A twist on the “if it bleeds, it leads” credo of local news coverage, national and international cable news thrives on spectacle: Disaster definitely sells; impending and/or drawn-out disaster sells even better.
It can hold viewer engagement across hours, days, and weeks before collective amnesia takes over.
The Tham Luang Non cave rescue of 12 preteen and teen boys and their 25-year-old coach in Thailand during three weeks during the summer of 2018 is a rare exception, leading to not just contemporaneous news reports, but a made-to-order cash-in the following year, a well-received documentary, The Rescue, and now, after a global pandemic halted or otherwise slowed film production around the world, Thirteen Lives, a restrained, reverential, if myopic, dramatization directed by Ron Howard (A Beautiful Mind, Apollo 13, The Paper) with his usually restrained, classical approach to filmmaking.
Initially, Thirteen Lives focuses exclusively on those 12 boys and their football (soccer) coach, Ekkaphon Chanthawong (Teeradon Supapunpinyo), following them from an energetic match that ends in celebratory camaraderie before one of the boys fatefully suggests they go for a day hike inside the nearby cave system. With monsoon season a week or two away, the risk seems low that rain or flooding will pose any kind of significant problem.

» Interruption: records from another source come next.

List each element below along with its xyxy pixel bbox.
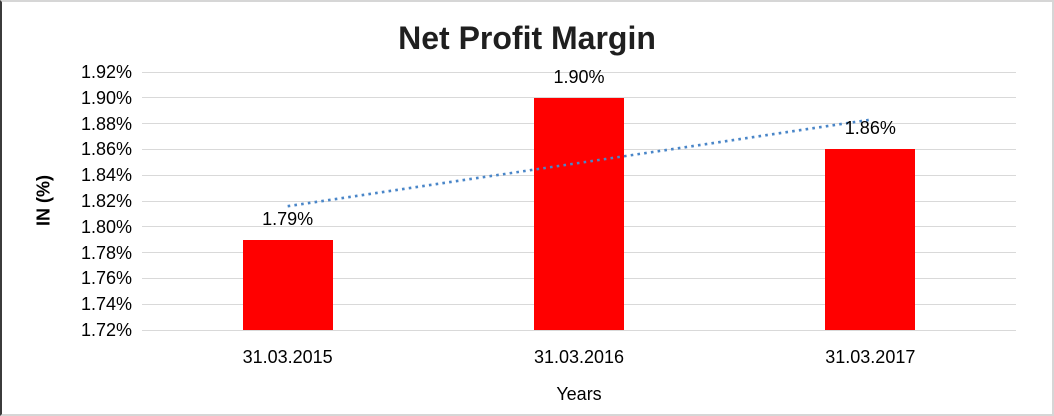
trendline bbox=[287, 118, 871, 208]
bar bbox=[534, 97, 624, 330]
x-tick-label: 31.03.2017 bbox=[825, 347, 916, 367]
bar bbox=[242, 239, 333, 330]
y-tick-label: 1.72% bbox=[80, 320, 132, 340]
y-tick-label: 1.84% bbox=[80, 165, 132, 186]
y-axis-tick-labels: 1.92% 1.90% 1.88% 1.86% 1.84% 1.82% 1.80% 1.78%… bbox=[2, 62, 132, 340]
bar-value-label: 1.79% bbox=[262, 208, 314, 229]
bar-value-label: 1.86% bbox=[844, 118, 896, 139]
bar bbox=[825, 149, 916, 330]
y-tick-label: 1.74% bbox=[80, 294, 132, 315]
y-tick-label: 1.80% bbox=[80, 216, 132, 237]
y-tick-label: 1.78% bbox=[80, 242, 132, 263]
y-tick-label: 1.88% bbox=[80, 113, 132, 134]
gridline bbox=[142, 71, 1016, 73]
gridline bbox=[142, 97, 1016, 99]
y-tick-label: 1.76% bbox=[80, 268, 132, 289]
y-tick-label: 1.90% bbox=[80, 87, 132, 108]
gridline bbox=[142, 329, 1016, 331]
y-tick-label: 1.86% bbox=[80, 139, 132, 160]
x-tick-label: 31.03.2016 bbox=[533, 347, 625, 367]
y-tick-label: 1.82% bbox=[80, 191, 132, 211]
x-axis-tick-labels: 31.03.2015 31.03.2016 31.03.2017 bbox=[142, 346, 1016, 368]
chart-title: Net Profit Margin bbox=[398, 20, 656, 56]
x-tick-label: 31.03.2015 bbox=[242, 347, 333, 367]
plot-area: 1.79% 1.90% 1.86% bbox=[142, 67, 1016, 331]
bar-value-label: 1.90% bbox=[553, 66, 605, 87]
y-tick-label: 1.92% bbox=[80, 62, 132, 82]
x-axis-title: Years bbox=[556, 384, 602, 404]
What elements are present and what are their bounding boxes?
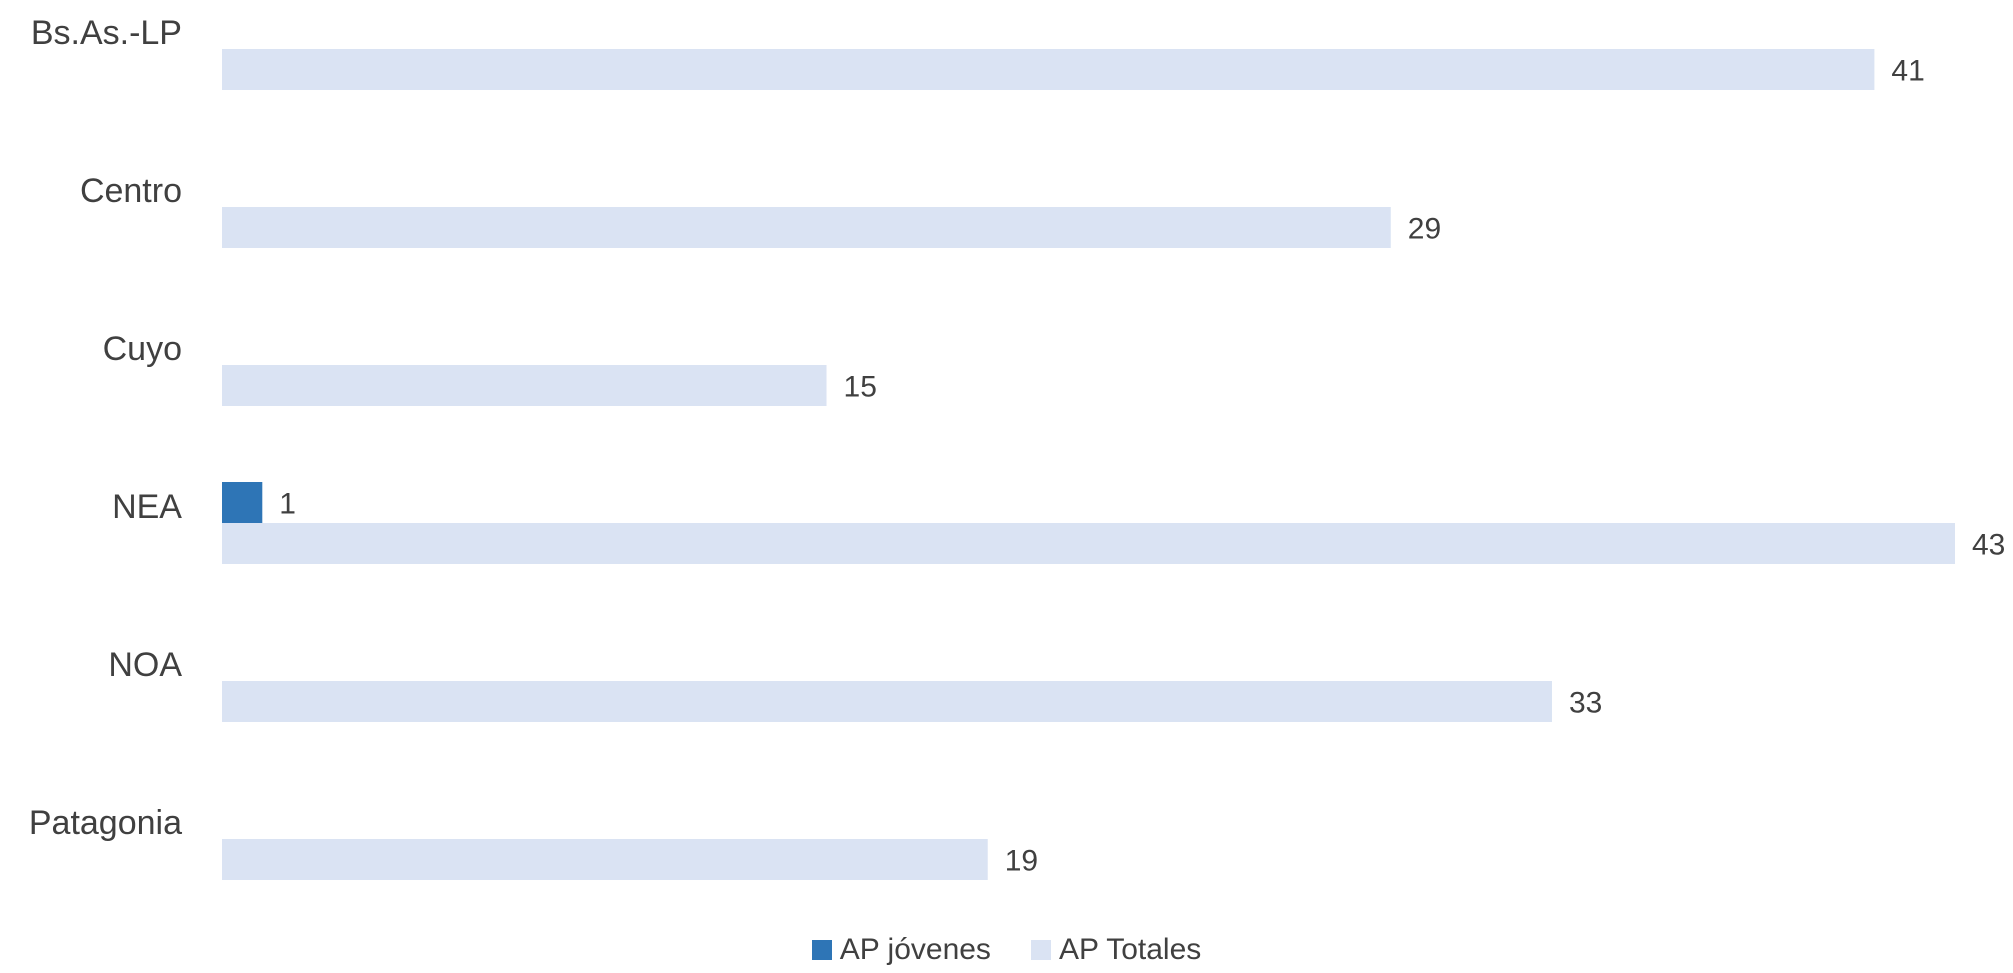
- legend-swatch-ap-totales: [1030, 940, 1051, 960]
- data-label-ap-j-venes-nea: 1: [279, 488, 296, 521]
- category-label-centro: Centro: [80, 172, 182, 210]
- data-label-ap-totales-noa: 33: [1569, 687, 1602, 720]
- chart-legend: AP jóvenes AP Totales: [0, 935, 2013, 965]
- category-label-noa: NOA: [108, 646, 182, 684]
- bar-ap-totales-noa: [222, 681, 1552, 722]
- legend-label-ap-totales: AP Totales: [1058, 933, 1202, 966]
- legend-item-ap-totales: AP Totales: [1030, 933, 1202, 966]
- legend-label-ap-j-venes: AP jóvenes: [839, 933, 991, 966]
- bar-ap-totales-bs-as-lp: [222, 49, 1875, 90]
- bar-ap-totales-centro: [222, 207, 1391, 248]
- bar-ap-totales-nea: [222, 523, 1955, 564]
- bar-ap-totales-patagonia: [222, 839, 988, 880]
- category-label-nea: NEA: [112, 488, 182, 526]
- data-label-ap-totales-bs-as-lp: 41: [1891, 55, 1924, 88]
- category-label-patagonia: Patagonia: [29, 804, 182, 842]
- category-label-cuyo: Cuyo: [103, 330, 182, 368]
- data-label-ap-totales-patagonia: 19: [1005, 845, 1038, 878]
- data-label-ap-totales-cuyo: 15: [844, 371, 877, 404]
- legend-item-ap-j-venes: AP jóvenes: [811, 933, 991, 966]
- bar-ap-j-venes-nea: [222, 482, 263, 523]
- bar-ap-totales-cuyo: [222, 365, 827, 406]
- data-label-ap-totales-nea: 43: [1972, 529, 2005, 562]
- category-label-bs-as-lp: Bs.As.-LP: [31, 14, 182, 52]
- legend-swatch-ap-j-venes: [811, 940, 832, 960]
- data-label-ap-totales-centro: 29: [1408, 213, 1441, 246]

Moments after they enter the cave system, however, a veritable rainstorm blocks escape, forcing them deeper and deeper into the cave system. With so many boys missing family activities simultaneously, a group of worried parents arrives at the caves and attempts to enter, realizing almost immediately that they can’t reach their sons.
It only gets worse from there as torrential rains continue to flood the cave system. The local leader, Governor Narongsak (Sahajak Boonthanakit), depicted here less as a standard bureaucrat and more as a well-meaning official attempting to navigate a politically difficult situation, ultimately gives way to what can be described as a whole-of-government approach, including Thai navy SEALs, local engineers, and a veritable army of volunteers. Despite the resources thrown at the problem, it’s not until two Brits, John Volanthen (Colin Farrell) and Rick Stanton (Viggo Mortensen), expert cave divers both, arrive on the scene to offer their expertise to the Thai government, that hope for the boys’ safety literally and figuratively resurfaces.

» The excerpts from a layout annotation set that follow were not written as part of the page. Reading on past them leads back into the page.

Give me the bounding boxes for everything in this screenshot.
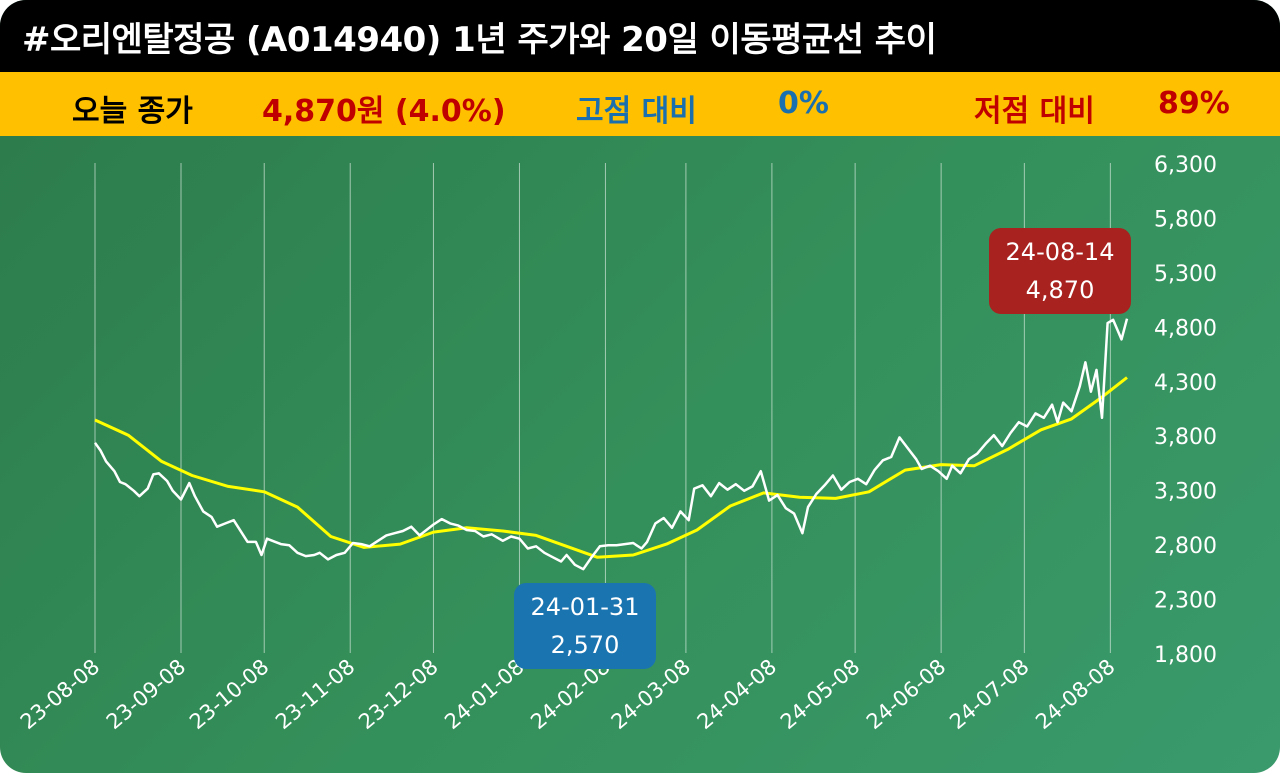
y-tick-label: 4,300 (1154, 371, 1217, 396)
close-value: 4,870원 (4.0%) (262, 94, 506, 129)
moving-average-line (94, 376, 1128, 559)
y-tick-label: 2,300 (1154, 589, 1217, 614)
x-tick-label: 23-08-08 (16, 654, 104, 734)
y-tick-label: 3,300 (1154, 480, 1217, 505)
x-tick-label: 24-06-08 (862, 654, 950, 734)
low-callout-date: 24-01-31 (530, 593, 640, 621)
low-compare-label: 저점 대비 (974, 94, 1095, 129)
x-tick-label: 24-07-08 (945, 654, 1033, 734)
y-tick-label: 6,300 (1154, 153, 1217, 178)
price-chart: 6,300 5,800 5,300 4,800 4,300 3,800 3,300 2,800… (16, 153, 1217, 734)
y-tick-label: 3,800 (1154, 425, 1217, 450)
x-tick-label: 24-05-08 (776, 654, 864, 734)
y-tick-label: 1,800 (1154, 643, 1217, 668)
low-callout: 24-01-31 2,570 (514, 583, 656, 669)
grid (94, 163, 1111, 653)
x-tick-label: 23-10-08 (185, 654, 273, 734)
y-tick-label: 2,800 (1154, 534, 1217, 559)
y-tick-label: 4,800 (1154, 316, 1217, 341)
x-tick-label: 24-01-08 (440, 654, 528, 734)
y-tick-label: 5,800 (1154, 207, 1217, 232)
chart-title: #오리엔탈정공 (A014940) 1년 주가와 20일 이동평균선 추이 (22, 20, 937, 60)
title-bar: #오리엔탈정공 (A014940) 1년 주가와 20일 이동평균선 추이 (0, 0, 1280, 72)
y-axis-ticks: 6,300 5,800 5,300 4,800 4,300 3,800 3,300 2,800… (1154, 153, 1217, 668)
x-tick-label: 23-09-08 (102, 654, 190, 734)
x-tick-label: 23-12-08 (354, 654, 442, 734)
high-callout-value: 4,870 (1025, 276, 1095, 304)
close-label: 오늘 종가 (72, 94, 193, 129)
low-compare-value: 89% (1158, 86, 1230, 121)
y-tick-label: 5,300 (1154, 262, 1217, 287)
high-callout: 24-08-14 4,870 (989, 228, 1131, 314)
low-callout-value: 2,570 (550, 631, 620, 659)
high-compare-label: 고점 대비 (576, 94, 697, 129)
high-compare-value: 0% (778, 86, 829, 121)
price-line (93, 318, 1129, 571)
x-tick-label: 24-08-08 (1031, 654, 1119, 734)
high-callout-date: 24-08-14 (1005, 238, 1115, 266)
x-tick-label: 24-04-08 (693, 654, 781, 734)
x-tick-label: 23-11-08 (271, 654, 359, 734)
stats-bar: 오늘 종가 4,870원 (4.0%) 고점 대비 0% 저점 대비 89% (0, 72, 1280, 136)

The arrival of Volanthen and Stanton, however, irrevocably shifts Thirteen Lives from a macro-level story about the boys and the international efforts to save them, to focus, sometimes exclusively, on the occasionally prickly relationship between Volanthen, an avowed optimist by inclination, and Stanton, his exact opposite in temperament and outlook.

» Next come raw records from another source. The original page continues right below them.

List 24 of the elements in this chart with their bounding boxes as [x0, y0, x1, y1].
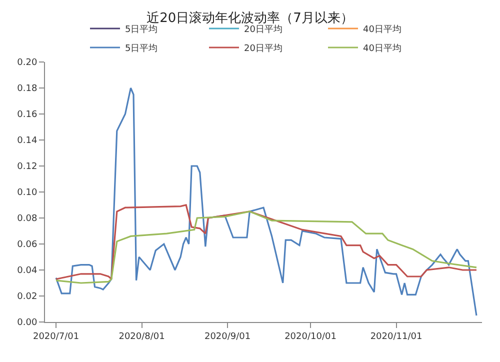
- y-tick-label: 0.06: [17, 240, 38, 250]
- x-tick-label: 2020/7/01: [32, 332, 80, 342]
- y-tick-label: 0.16: [17, 110, 38, 120]
- legend-label: 20日平均: [244, 24, 282, 36]
- chart-title: 近20日滚动年化波动率（7月以来）: [146, 10, 354, 26]
- y-tick-label: 0.04: [17, 266, 38, 276]
- legend-label: 20日平均: [244, 43, 282, 54]
- legend-label: 40日平均: [363, 43, 402, 54]
- legend-label: 40日平均: [363, 24, 402, 36]
- y-tick-label: 0.02: [17, 292, 38, 302]
- x-tick-label: 2020/10/01: [284, 332, 336, 342]
- y-tick-label: 0.14: [17, 136, 38, 146]
- y-tick-label: 0.18: [17, 84, 38, 94]
- x-tick-label: 2020/9/01: [204, 332, 251, 342]
- y-tick-label: 0.00: [17, 318, 38, 328]
- x-tick-label: 2020/11/01: [370, 332, 422, 342]
- x-tick-label: 2020/8/01: [118, 332, 165, 342]
- legend-label: 5日平均: [125, 43, 158, 54]
- y-tick-label: 0.20: [17, 58, 38, 68]
- line-series: [55, 87, 478, 316]
- y-tick-label: 0.10: [17, 188, 38, 198]
- legend-label: 5日平均: [125, 24, 158, 36]
- y-tick-label: 0.12: [17, 162, 38, 172]
- y-tick-label: 0.08: [17, 214, 38, 224]
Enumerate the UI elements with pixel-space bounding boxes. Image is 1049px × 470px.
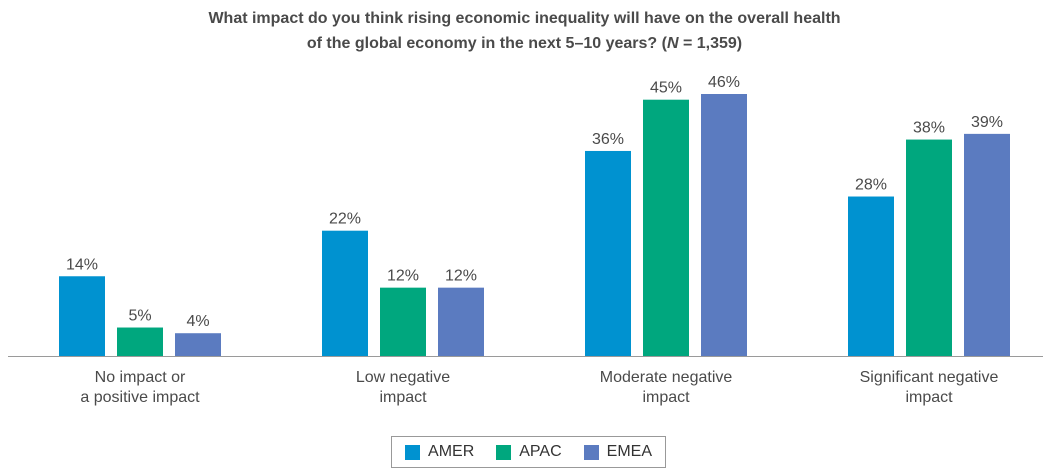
chart-title-n: N bbox=[666, 35, 679, 52]
category-label-1-line-0: Low negative bbox=[356, 369, 450, 386]
category-label-1-line-1: impact bbox=[379, 389, 427, 406]
legend-item-amer: AMER bbox=[405, 443, 474, 461]
bar-apac-2 bbox=[643, 99, 689, 357]
chart-title: What impact do you think rising economic… bbox=[0, 6, 1049, 56]
legend-label-amer: AMER bbox=[428, 443, 475, 460]
chart-title-line-2-suffix: = 1,359) bbox=[678, 35, 743, 52]
data-label-emea-2: 46% bbox=[708, 74, 740, 91]
data-label-amer-2: 36% bbox=[592, 131, 624, 148]
data-label-emea-3: 39% bbox=[971, 114, 1003, 131]
data-label-apac-1: 12% bbox=[387, 268, 419, 285]
data-label-apac-2: 45% bbox=[650, 80, 682, 97]
category-label-0-line-0: No impact or bbox=[95, 369, 186, 386]
legend-label-apac: APAC bbox=[519, 443, 562, 460]
legend-item-apac: APAC bbox=[496, 443, 562, 461]
legend: AMER APAC EMEA bbox=[391, 436, 666, 468]
data-label-amer-0: 14% bbox=[66, 256, 98, 273]
bar-amer-0 bbox=[59, 276, 105, 356]
data-label-emea-0: 4% bbox=[186, 313, 209, 330]
category-label-0-line-1: a positive impact bbox=[80, 389, 200, 406]
bar-chart: 14% 5% 4% No impact or a positive impact 22% 1… bbox=[8, 74, 1043, 406]
data-label-apac-3: 38% bbox=[913, 120, 945, 137]
bar-emea-0 bbox=[175, 333, 221, 356]
bar-emea-3 bbox=[964, 133, 1010, 356]
category-label-3-line-1: impact bbox=[905, 389, 953, 406]
data-label-amer-1: 22% bbox=[329, 211, 361, 228]
bar-amer-2 bbox=[585, 150, 631, 356]
legend-label-emea: EMEA bbox=[606, 443, 652, 460]
data-label-apac-0: 5% bbox=[128, 308, 151, 325]
bar-amer-1 bbox=[322, 230, 368, 356]
data-label-amer-3: 28% bbox=[855, 177, 887, 194]
bar-apac-3 bbox=[906, 139, 952, 356]
legend-item-emea: EMEA bbox=[583, 443, 652, 461]
chart-title-line-1: What impact do you think rising economic… bbox=[208, 10, 841, 27]
bar-apac-0 bbox=[117, 327, 163, 356]
legend-swatch-amer bbox=[405, 444, 421, 460]
legend-swatch-apac bbox=[496, 444, 512, 460]
bar-amer-3 bbox=[848, 196, 894, 356]
chart-title-line-2: of the global economy in the next 5–10 y… bbox=[0, 31, 1049, 56]
category-label-2-line-1: impact bbox=[642, 389, 690, 406]
bar-apac-1 bbox=[380, 287, 426, 356]
category-label-2-line-0: Moderate negative bbox=[600, 369, 733, 386]
data-label-emea-1: 12% bbox=[445, 268, 477, 285]
bar-emea-2 bbox=[701, 94, 747, 356]
bar-emea-1 bbox=[438, 287, 484, 356]
legend-swatch-emea bbox=[583, 444, 599, 460]
chart-title-line-2-prefix: of the global economy in the next 5–10 y… bbox=[306, 35, 667, 52]
category-label-3-line-0: Significant negative bbox=[860, 369, 999, 386]
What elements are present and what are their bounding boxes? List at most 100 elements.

Before long, the two-member rescue team turns into four with the addition of two other Westerners, Chris Jewell (Tom Bateman) and Jason Mallinson (Paul Gleeson), and later, once Volanthen and Stanton discover the boys miraculously alive, but still with no reasonable way out of the flooded cave system, the arrival of Richard Harris (Joel Edgerton), an Australian anesthetist and cave diver who becomes key to a seemingly untenable plan concocted by Volanthen and Stanton to bring the boys out safely over several days.
Thirteen Lives takes a methodical, procedural approach, dramatizing or recounting key events, periodically switching between the Brit divers, the Thai authorities or volunteers, and the families of the boys. Rather than draw or sketch out the families of the boys, Howard and his screenwriting partner, William Nicholson (Les Misérables, Unbroken, Gladiator), select Buahom (Pattrakorn Tungsupakul), the distraught, increasingly desperate mother of one of the youngest boys, to stand in for the rest. Almost always alone or apart from the other parents, both as a result of her being a single mother and being non-Thai (she’s officially stateless, as is her son and several others), it’s a plot device that only works sporadically and when it does, it's due to Tungsupakul’s deeply moving, heartfelt performance.
Despite Howard bringing his typically high level of craftsmanship to the proceedings, Thirteen Lives rarely feels like essential viewing, in large part due to Elizabeth Chai Vasarhelyi and Jimmy Chin’s (Free Solo) 2021 documentary, The Rescue, that already covered the same material, often resulting in a sense of deja vu whenever Thirteen Lives overlaps with its non-fiction predecessor. Splitting the focus between so many characters and groups also has a flattening, diminishing effect.
It’s not fatal, but ultimately makes Thirteen Lives feel like less like a passion project for Howard and his collaborators than a time-filler, albeit one that’s far from worthless, between far more personal ones.
Thirteen Lives will be released in select cinemas on Friday, July 29, 2022, before streaming on Prime Video on Friday, August 5.